Alcolismo giovani

Donne che bevono troppo
Tendiamo a sviluppare i problemi legati all’alcol più rapidamente rispetto agli uomini, e l’uso (e abuso) di alcolici è più che mai in crescita. Ma il problema più sottovalutato è il consumo sociale. Ecco come farsi aiutare

Sfogliare l’agenda con la copertina arancione, a disposizione dei pensieri di pazienti e congiunti, nella sala d’attesa del Centro alcologico del Policlinico San Martino di Genova è un giro sull’ottovolante delle emozioni: dalle vette della speranza più luminosa fino all’abisso della disperazione più nera, passando per la gratitudine sincera. Tra le firme, non mancano quelle di mogli e madri, ma anche quelle delle pazienti. Perché l’uso e l’abuso di alcol, che lo stereotipo vuole legati a un disagio tipicamente maschile e a situazioni di emarginazione, è un problema che si stratifica in tutte le classi sociali e interessa le donne, spesso giovanissime ma non solo, in misura crescente negli ultimi decenni. Secondo l’Organizzazione mondiale della sanità le donne consumano alcol a livelli più elevati rispetto al passato, con un aumento in particolare tra le giovani adulte. Negli Stati Uniti, il National institute on Alcohol abuse and Alcoholism ha segnalato nel 2020 che nelle due decadi precedenti il consumo di alcol era aumentato tra le donne ma rimasto stabile tra gli uomini. In Italia i dati più recenti, quelli del Rapporto Istisan 23/3, evidenziano come nel 2021 il 6,1% delle donne abbia consumato alcol in modalità abituale eccedentaria, il 3,6% in modalità binge drinking e complessivamente l’8,7% delle donne, pari a circa 2.430.000 persone, abbia consumato alcol in modalità a rischio per la loro salute. Con tutto quel che ne consegue, perché sto per scoprire quanto la stessa quantità d’alcol risulti molto più tossica e devastante nelle femmine rispetto ai maschi.

A spiegarmi perché le donne siano più vulnerabili, e non solo dal punto di vista bi0logico, è Gianni Testino, che coordina questo Centro alcologico regionale, è primario della Struttura complessa Patologie delle Dipendenze ed Epatologia alcol correlata della Asl3 e presidente della Società italiana di alcologia (alcologiaitaliana.it). La sua è una battaglia di verità sui danni dell’alcol e sull’importanza fin dall’infanzia dei corretti stili di vita che porta avanti insieme al suo alter ego, Patrizia Balbinot, operatrice socio sanitaria, caregiver formale del reparto, responsabile organizzativa del Centro alcologico, formatrice e autrice di libri e pubblicazioni scientifiche.
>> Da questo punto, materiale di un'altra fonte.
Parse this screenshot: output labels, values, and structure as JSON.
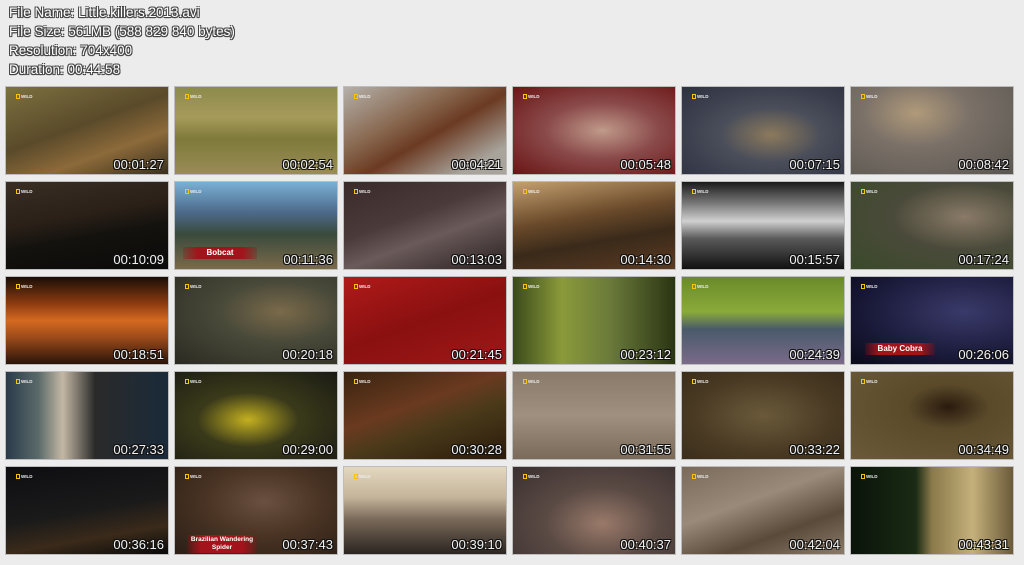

«Il fatto che il consumo di alcol sia un problema riguarda in modo particolare proprio le donne», spiega il primario, «in primis perché non hanno la capacità di “smontare” la molecola dell’etanolo, che troviamo nel vino, nella birra e nei superalcolici. È indifferente quello che si beve: quello che dobbiamo avere in mente è l’etanolo e le sue caratteristiche. È tossico in generale, è una droga, perché è una sostanza psicoattiva, ed è teratogeno, quindi può determinare anomalie e malformazioni nel corso dello sviluppo embrionale, oltre a favorire la sindrome feto alcolica se consumato in gravidanza». A parità di consumo rispetto agli uomini le donne metabolizzano l’etanolo al 50%, perché hanno una minore quantità di alcol deidrogenasi, l’enzima che aiuta a degradarlo, e dunque possono sperimentare effetti negativi a livelli di consumo inferiori. «Nel loro sangue la sostanza permane circa il doppio del tempo, e questo è già un punto di fragilità», prosegue Testino. «Altri sono legati alla diversa distribuzione dell’acqua in rapporto al grasso corporeo e all’assetto ormonale, che favorisce la tossicità e i meccanismi di cancerogenesi alcol-correlati». Un punto, quest’ultimo, di cui non si parla abbastanza, sottolinea lo specialista: l’alcol, che è a disposizione di tutte e tutti legalmente e in modo pervasivo, è la seconda causa di morte oncologica a livello generale, e in media ogni anno in Italia ci sono 10.000 nuovi cancri della mammella – il tessuto più vulnerabile – totalmente alcol attribuibili.